/

    ミッション概要

    本衛星のミッションは,

    1. π/4 shift QPSK送信機
    2. FSK送信機
    3. リニアトランスポンダ
    4. カメラシステム
    の宇宙動作実証です.これらのミッション機器について打ち上げから約1年間を通じて動作実証を行います.そして,これらが従来のCubeSat搭載用のアマチュア無線通信機や小型カメラに比べ実用性が高いことを示し,広く社会に展開することを目指しています.

    具体的なミッションは,以下に示す7つです.

    1.π/4 shift QPSK送信機の動作実証

    π/4shiftQPSK送信機を宇宙で動作させ,地球局にて送信機が出力したデータをダウンリンクし,復調します.送信機から出力するデータは,あらかじめ通信機に設定されている評価用データを用います.




    2.FSK送信機の動作実証

    FSK送信機を宇宙で動作させ,地球局にて送信機が出力したデータをダウンリンクし,復調します.送信機から出力するデータは,あらかじめ通信機に設定されている評価用データを用います.

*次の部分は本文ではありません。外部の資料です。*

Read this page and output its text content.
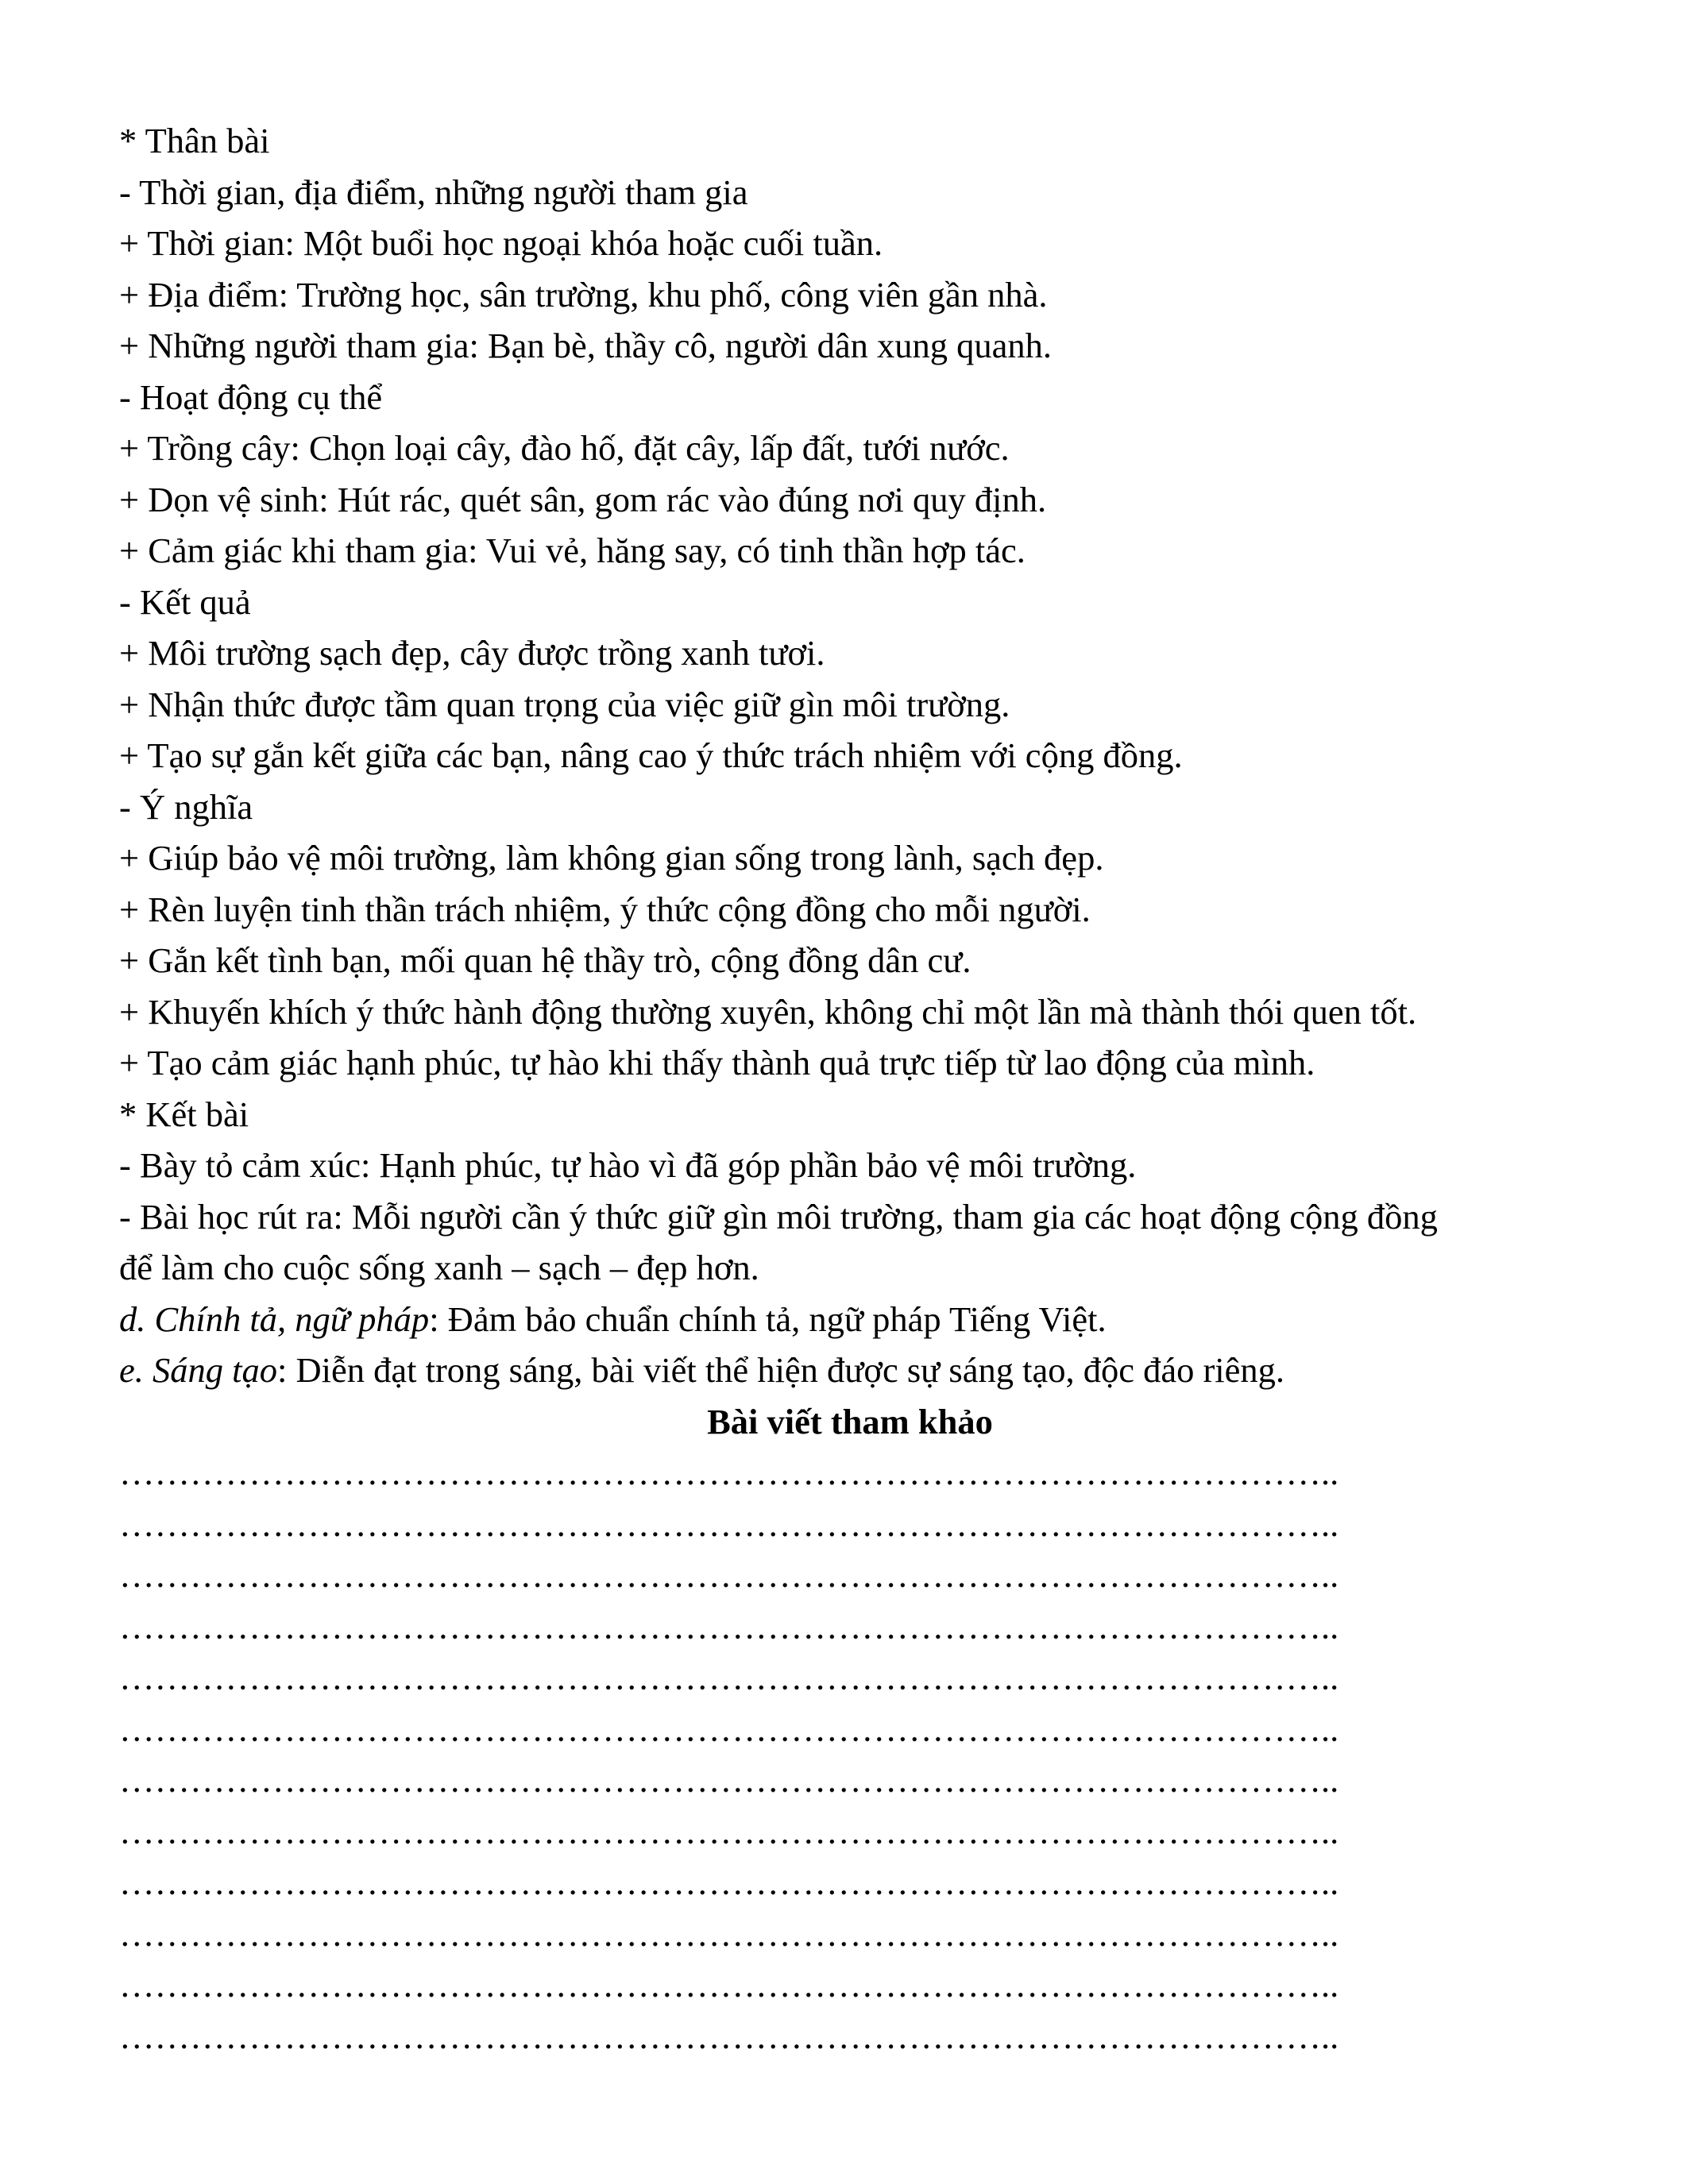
* Thân bài
- Thời gian, địa điểm, những người tham gia
+ Thời gian: Một buổi học ngoại khóa hoặc cuối tuần.
+ Địa điểm: Trường học, sân trường, khu phố, công viên gần nhà.
+ Những người tham gia: Bạn bè, thầy cô, người dân xung quanh.
- Hoạt động cụ thể
+ Trồng cây: Chọn loại cây, đào hố, đặt cây, lấp đất, tưới nước.
+ Dọn vệ sinh: Hút rác, quét sân, gom rác vào đúng nơi quy định.
+ Cảm giác khi tham gia: Vui vẻ, hăng say, có tinh thần hợp tác.
- Kết quả
+ Môi trường sạch đẹp, cây được trồng xanh tươi.
+ Nhận thức được tầm quan trọng của việc giữ gìn môi trường.
+ Tạo sự gắn kết giữa các bạn, nâng cao ý thức trách nhiệm với cộng đồng.
- Ý nghĩa
+ Giúp bảo vệ môi trường, làm không gian sống trong lành, sạch đẹp.
+ Rèn luyện tinh thần trách nhiệm, ý thức cộng đồng cho mỗi người.
+ Gắn kết tình bạn, mối quan hệ thầy trò, cộng đồng dân cư.
+ Khuyến khích ý thức hành động thường xuyên, không chỉ một lần mà thành thói quen tốt.
+ Tạo cảm giác hạnh phúc, tự hào khi thấy thành quả trực tiếp từ lao động của mình.
* Kết bài
- Bày tỏ cảm xúc: Hạnh phúc, tự hào vì đã góp phần bảo vệ môi trường.
- Bài học rút ra: Mỗi người cần ý thức giữ gìn môi trường, tham gia các hoạt động cộng đồng
để làm cho cuộc sống xanh – sạch – đẹp hơn.
d. Chính tả, ngữ pháp: Đảm bảo chuẩn chính tả, ngữ pháp Tiếng Việt.
e. Sáng tạo: Diễn đạt trong sáng, bài viết thể hiện được sự sáng tạo, độc đáo riêng.
Bài viết tham khảo
…………………………………………………………………………………………..
…………………………………………………………………………………………..
…………………………………………………………………………………………..
…………………………………………………………………………………………..
…………………………………………………………………………………………..
…………………………………………………………………………………………..
…………………………………………………………………………………………..
…………………………………………………………………………………………..
…………………………………………………………………………………………..
…………………………………………………………………………………………..
…………………………………………………………………………………………..
…………………………………………………………………………………………..
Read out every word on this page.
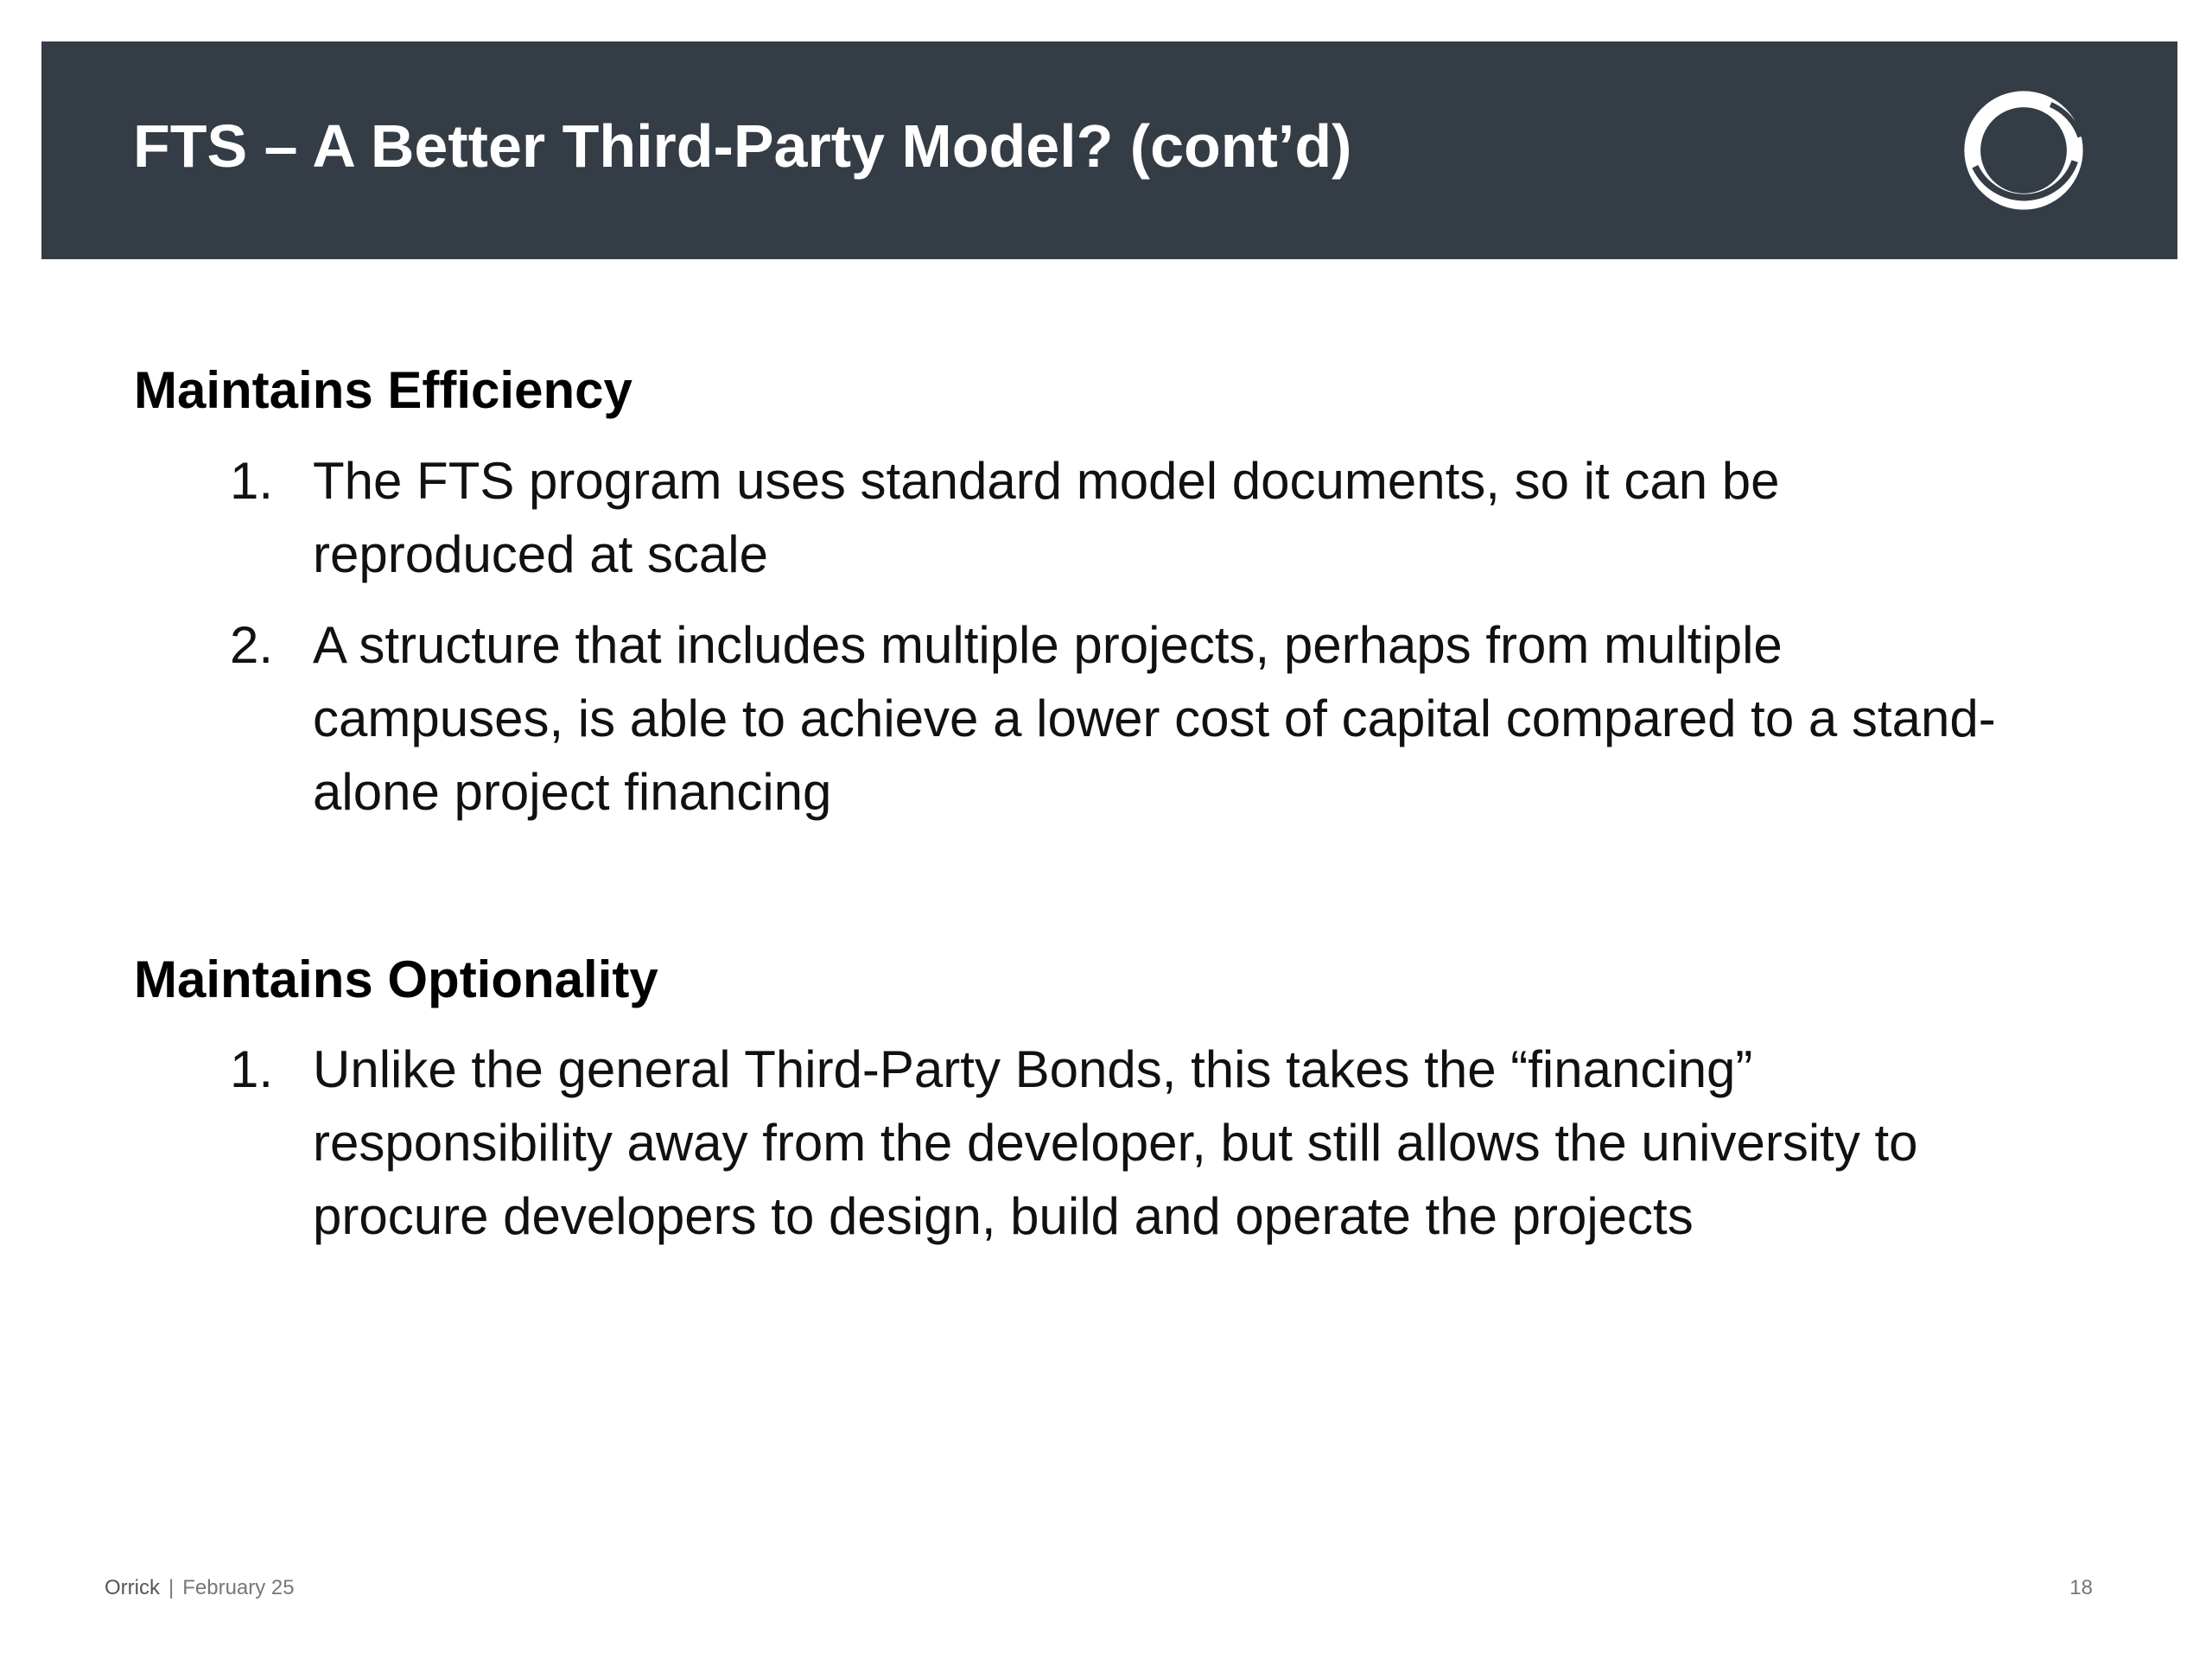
FTS – A Better Third-Party Model? (cont’d)
Maintains Efficiency
1. The FTS program uses standard model documents, so it can be reproduced at scale
2. A structure that includes multiple projects, perhaps from multiple campuses, is able to achieve a lower cost of capital compared to a stand-alone project financing
Maintains Optionality
1. Unlike the general Third-Party Bonds, this takes the “financing” responsibility away from the developer, but still allows the university to procure developers to design, build and operate the projects
Orrick | February 25	18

    3.π/4 shift QPSK送信機の実用性を示す

    π/4 shift QPSK送信機が,従来の通信機(※1)よりも正味の通信速度(※2)が速く,実用性が高いことを示します.実用性を評価するために,データダウンリンク時の軌道・気象条件などを記録しておき,評価時には環境条件がそろったもの同士を用いて比較します.
    ※1:従来の通信機:これまでのCubeSatに多く用いられてきたAFSK変調(1200bps)や,GMSK変調(9600bps)でデータを出力する通信機.本衛星では,バス通信機のことを指す.
    ※2:正味の通信速度:ダウンリンクデータ量を通信時間で割った値

    4.FSK送信機の実用性を示す

    FSK送信機が,従来の通信機(※1)よりも正味の通信速度(※2)が速く,実用性が高いことを示します.実用性を評価するために,データダウンリンク時の軌道・気象条件などを記録しておき,評価時には環境条件がそろったもの同士を用いて比較します.
    ※1:従来の通信機:これまでのCubeSatに多く用いられてきたAFSK変調(1200bps)や,GMSK変調(9600bps)でデータを出力する通信機.本衛星では,バス通信機のことを指す.
    ※2:正味の通信速度:ダウンリンクデータ量を通信時間で割った値

    5.リニアトランスポンダの動作実証

    リニアトランスポンダを宇宙で動作させます.地球局より145MHz帯で音声データをアップリンクし,衛星内部のリニアトランスポンダで435MHz帯に変換された音声データをダウンリンクします.アップリンク音声は,CW,SSBを用います.


    6.カメラシステムの実用性を示す

    解像度や画像形式・画像効果を幅広く変更可能なカメラシステムを用いて地球を撮影します.撮影後,衛星から地球画像を送信し,地球局にて画像データをダウンリンクします.





    7.軌道高度約500kmにおける145MHz帯の電界強度マップの作製

    リニアトランスポンダに搭載されている145MHz帯の電界強度測定機能を用いて,衛星周辺の電界強度の状態を調査します.得られたデータを基に,世界中の145MHz帯の電界強度の状態を示す,電界強度マップの作成を行います.電界強度マップのイメージを以下に示します.



    参考:Amateur Radio -PEOSAT “UWE-3”
    URL:http://www.pe0sat.vgnet.nl/satellite/cube-nano-picosats/uwe-3/



    以上を踏まえ,サクセスクライテリアは以下の様に設定しました.

    ミニマムサクセス


    ミッション1:π/4 shift QPSK送信機の動作実証

    衛星からミッション評価用データを送信し,地球局にてそのデータを復調できた段階で達成とします.


    ミッション2:FSK送信機の動作実証

    衛星からミッション評価用データを送信し,地球局にてそのデータを復調できた段階で達成とします.

    フルサクセス


    ミッション3:π/4 shift QPSK送信機の実用性を示す

    π/4 shift QPSK送信機を用いてHKデータや画像データなどをダウンリンクし,運用終了後,通信時間とダウンリンクデータ総量から正味の通信速度を算出します.正味の通信速度が,従来の通信機に比べて300%以上であることを示せた段階で達成とします.ダウンリンク時には,受信環境のパラメータを記録しておき,環境条件を揃えうえで正味の通信速度を比較します.以下に記録しておく受信環境パラメータを示します.

    1. 気温
    2. 湿度
    3. 大気圧
    4. 最大迎え角
    5. 軌道
    6. 風速,風向


    ミッション4:FSK送信機の実用性を示す

    FSK送信機を用いてHKデータや画像データなどをダウンリンクし,運用終了後,通信時間とダウンリンクデータ総量から正味の通信速度を算出します.正味の通信速度が,従来の通信機に比べて150%以上であることを示せた段階で達成とします.ダウンリンク時には,ミッション3に示した受信環境のパラメータを記録しておき,環境条件を揃えうえで正味の通信速度を比較します.


    ミッション5:リニアトランスポンダの動作実証

    音声データを地球局から145MHz帯で衛星に向けアップリンクし,435MHz帯に変換された音声データを地球局にてダウンリンクできた段階で達成とします.


    ミッション6:カメラシステムの実用性を示す

    カメラの設定(※1)後,画像撮影を行います.撮影画像をダウンリンクし,正常に画像が撮影できたことを確認した段階で達成とします.
    ※1:カメラの設定:解像度(FHD以上),画像形式:JPEG,画像効果(初期設定値)

    エクストラサクセス


    ミッション7:軌道高度約500kmにおける145MHz帯の電界強度マップの作製

    リニアトランスポンダを用いて,衛星周辺の145MHz帯の電界強度を測定します.測定データをダウンリンクし,電界強度マップ(※1)が作成できた段階で達成とします.
    ※1 :電界強度マップ:地球全体を36×18ブロックに分割し,得られた電界強度データを基に,各ブロック上の平均的な電界強度を算出し,カラーマッピングしたもの.